One good line/moment: Nothing for this one. As I said, there weren’t really a lot of jokes in here to begin with, and what was there were attempts at being meta about the flashback, or Homer and his tablet again. Yawn.

12 thoughts on “516. To Cur With Love

  1. Now you’re covering the episodes I remember first run on Sky One.
    Interesting fact – I was born on May 19th 2002, the same day “The Frying Game” first aired. I guess I was an omen to the Simpsons.

  2. To Surveil With Love – Season 21.
    To Cur With Love – Season 24.
    To Courier With Love – Season 27.

    They love that name.

    1. Knowing these titles are based on “To Sir, with Love”, a 1967 film…The Simpsons are really topical!
      It would have been better if they used a parody title of “To Sir, with Love” during the classic era, but I guess they only realized their potential by the time the show was deader than dead.

      1. I don’t even think they know they are basing titles on something. You are giving too much credit to that bunch of talentless ignorant incompetents.

    2. Di Ed: I think it would be too much of a coincidence for the writers to give 3 titles that sound like “To Sir, with Love” without knowing.
      To SURveil with Love
      To CUR with Love
      To COURier with Love
      I think the writers knew what they were basing the titles on. But you’re spot-on in calling them “talentless ignorant incompetents”.

      1. Aaron Grierson:
        Yeah, you’re probably right.
        But to me the most plausible scenario is that the first time was intentional, and then they just used the pun again and again, without even knowing the original source, but only the Simpsons “title”.

        I mean, I really don’t think the modern “writers” know a single thing about arts, cinema, or even good tv; they are just a bunch of dumb as oxen modern tv fans (BigBangTheory, Family Guy, HIMYM) modern adults(yay technology rules! we’re so hip and topical), and upper class men with no knowledge of our reality(no money\job problems; marriages are only about arguing, having sex, and divorcing; every single person is a pussyfied petty whiny version of a human being; every lovers or friends relationship is empty and forced..).

    3. Di Ed: You’re right too. My worst example I can think of is “Paths of Glory”, which is named after – get this – “Paths of Glory”. They couldn’t even be bothered to tweak a single letter or syllable, they just kept the title as is.

      1. That wasn’t exactly the show’s fault so much as FOX’s. The title was supposed to be “‘Paths of Glory,” where “‘path” is short for “psychopath.” Apparently someone left off or didn’t even notice the apostrophe at the start of the title.

      1. These two weeks have been pretty busy and my buffer ran out.
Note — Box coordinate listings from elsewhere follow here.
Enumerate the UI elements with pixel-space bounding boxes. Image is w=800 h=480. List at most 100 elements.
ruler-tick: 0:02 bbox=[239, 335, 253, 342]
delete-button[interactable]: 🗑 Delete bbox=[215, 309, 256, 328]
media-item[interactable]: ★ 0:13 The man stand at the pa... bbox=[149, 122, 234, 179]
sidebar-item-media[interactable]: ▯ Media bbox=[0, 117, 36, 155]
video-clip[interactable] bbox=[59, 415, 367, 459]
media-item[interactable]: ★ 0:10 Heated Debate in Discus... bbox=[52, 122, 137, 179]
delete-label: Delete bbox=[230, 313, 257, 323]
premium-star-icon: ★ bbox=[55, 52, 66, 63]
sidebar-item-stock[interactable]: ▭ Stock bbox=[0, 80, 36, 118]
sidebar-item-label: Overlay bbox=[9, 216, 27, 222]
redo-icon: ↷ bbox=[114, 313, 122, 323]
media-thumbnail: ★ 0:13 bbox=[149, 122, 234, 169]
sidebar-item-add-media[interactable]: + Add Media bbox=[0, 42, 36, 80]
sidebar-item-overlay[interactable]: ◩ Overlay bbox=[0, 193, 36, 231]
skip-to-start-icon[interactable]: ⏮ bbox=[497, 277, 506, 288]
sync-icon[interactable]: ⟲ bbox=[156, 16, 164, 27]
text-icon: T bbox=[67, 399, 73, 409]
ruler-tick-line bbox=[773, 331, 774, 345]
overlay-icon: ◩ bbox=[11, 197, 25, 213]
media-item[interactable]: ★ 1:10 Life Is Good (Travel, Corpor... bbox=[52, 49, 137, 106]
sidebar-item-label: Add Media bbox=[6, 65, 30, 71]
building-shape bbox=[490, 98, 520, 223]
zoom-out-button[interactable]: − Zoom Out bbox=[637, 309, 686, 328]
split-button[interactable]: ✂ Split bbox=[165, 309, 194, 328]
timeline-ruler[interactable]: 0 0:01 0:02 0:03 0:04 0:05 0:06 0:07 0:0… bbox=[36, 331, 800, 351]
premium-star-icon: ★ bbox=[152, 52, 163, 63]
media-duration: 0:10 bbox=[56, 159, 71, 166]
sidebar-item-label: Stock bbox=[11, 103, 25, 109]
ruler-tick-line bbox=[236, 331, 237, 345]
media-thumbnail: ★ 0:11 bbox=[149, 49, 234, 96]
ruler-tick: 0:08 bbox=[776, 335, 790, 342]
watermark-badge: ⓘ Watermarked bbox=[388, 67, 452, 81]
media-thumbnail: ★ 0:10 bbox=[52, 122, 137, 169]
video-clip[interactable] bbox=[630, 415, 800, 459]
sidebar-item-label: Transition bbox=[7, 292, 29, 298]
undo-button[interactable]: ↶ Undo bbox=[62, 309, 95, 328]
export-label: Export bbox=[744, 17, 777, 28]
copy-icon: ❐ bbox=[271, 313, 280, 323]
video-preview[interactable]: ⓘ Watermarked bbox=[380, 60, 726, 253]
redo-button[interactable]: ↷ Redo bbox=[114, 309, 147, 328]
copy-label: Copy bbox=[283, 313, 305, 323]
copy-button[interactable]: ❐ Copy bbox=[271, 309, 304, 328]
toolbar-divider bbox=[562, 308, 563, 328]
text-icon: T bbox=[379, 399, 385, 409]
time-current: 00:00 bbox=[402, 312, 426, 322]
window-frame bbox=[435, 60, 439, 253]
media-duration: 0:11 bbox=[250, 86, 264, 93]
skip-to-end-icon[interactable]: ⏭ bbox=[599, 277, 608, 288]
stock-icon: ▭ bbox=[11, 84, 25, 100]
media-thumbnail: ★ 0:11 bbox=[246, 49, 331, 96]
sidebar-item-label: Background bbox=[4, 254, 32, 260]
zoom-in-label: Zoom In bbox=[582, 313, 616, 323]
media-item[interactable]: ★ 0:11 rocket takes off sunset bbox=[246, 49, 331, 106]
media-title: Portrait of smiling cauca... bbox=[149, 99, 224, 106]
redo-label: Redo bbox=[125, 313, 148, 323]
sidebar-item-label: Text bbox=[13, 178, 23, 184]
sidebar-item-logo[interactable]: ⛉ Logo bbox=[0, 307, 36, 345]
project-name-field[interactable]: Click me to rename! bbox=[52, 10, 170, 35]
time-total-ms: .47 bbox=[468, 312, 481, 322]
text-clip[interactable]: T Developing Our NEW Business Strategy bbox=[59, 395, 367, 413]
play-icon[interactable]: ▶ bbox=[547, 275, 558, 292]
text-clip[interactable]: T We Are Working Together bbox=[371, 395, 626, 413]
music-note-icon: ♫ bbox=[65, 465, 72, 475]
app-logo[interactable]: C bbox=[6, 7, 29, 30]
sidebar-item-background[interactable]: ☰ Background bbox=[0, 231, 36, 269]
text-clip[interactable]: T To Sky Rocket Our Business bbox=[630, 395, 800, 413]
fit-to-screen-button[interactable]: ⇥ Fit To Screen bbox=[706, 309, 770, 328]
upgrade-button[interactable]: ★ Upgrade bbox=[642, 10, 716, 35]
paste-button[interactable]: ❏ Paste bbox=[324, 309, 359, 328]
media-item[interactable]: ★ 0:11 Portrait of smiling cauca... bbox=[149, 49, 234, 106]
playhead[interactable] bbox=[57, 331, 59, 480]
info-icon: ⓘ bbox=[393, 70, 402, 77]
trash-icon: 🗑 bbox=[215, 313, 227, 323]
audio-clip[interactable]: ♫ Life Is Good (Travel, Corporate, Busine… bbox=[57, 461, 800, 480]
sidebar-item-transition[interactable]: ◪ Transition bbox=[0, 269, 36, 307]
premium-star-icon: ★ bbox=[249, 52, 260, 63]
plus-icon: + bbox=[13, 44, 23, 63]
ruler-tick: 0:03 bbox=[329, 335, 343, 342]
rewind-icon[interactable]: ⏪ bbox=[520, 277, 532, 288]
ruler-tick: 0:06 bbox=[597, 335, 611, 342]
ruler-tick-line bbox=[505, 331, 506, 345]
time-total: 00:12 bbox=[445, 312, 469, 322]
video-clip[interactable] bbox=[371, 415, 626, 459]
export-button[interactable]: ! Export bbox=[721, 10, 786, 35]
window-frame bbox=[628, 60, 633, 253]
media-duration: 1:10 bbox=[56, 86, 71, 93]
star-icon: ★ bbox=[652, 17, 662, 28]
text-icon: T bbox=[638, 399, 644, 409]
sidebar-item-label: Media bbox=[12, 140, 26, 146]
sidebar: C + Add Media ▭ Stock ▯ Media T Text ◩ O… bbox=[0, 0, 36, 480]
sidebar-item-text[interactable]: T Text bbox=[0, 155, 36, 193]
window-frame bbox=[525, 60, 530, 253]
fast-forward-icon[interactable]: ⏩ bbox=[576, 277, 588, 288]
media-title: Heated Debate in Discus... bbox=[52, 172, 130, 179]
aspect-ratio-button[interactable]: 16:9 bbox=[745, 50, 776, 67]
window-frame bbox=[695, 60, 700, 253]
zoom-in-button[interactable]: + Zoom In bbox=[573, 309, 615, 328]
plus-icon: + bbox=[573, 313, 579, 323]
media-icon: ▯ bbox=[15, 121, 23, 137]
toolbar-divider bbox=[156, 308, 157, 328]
I’ll be back soon; new review maybe Saturday or Sunday.

  3. wow aaron I couldn’t have said it better:

    good tv; they are just a bunch of dumb as oxen modern tv fans (BigBangTheory, Family Guy, HIMYM) modern adults(yay technology rules! we’re so hip and topical), and upper class men with no knowledge of our reality(no money\job problems; marriages are only about arguing, having sex, and divorcing; every single person is a pussyfied petty whiny version of a human being; every lovers or friends relationship is empty and forced..).

    I remember when I was watching some episodes on sky one in 2013, this one started and I saw which one it was.
    I ran off, picked up my beloved my phone and spent a happy half hour not watching it, once was enough.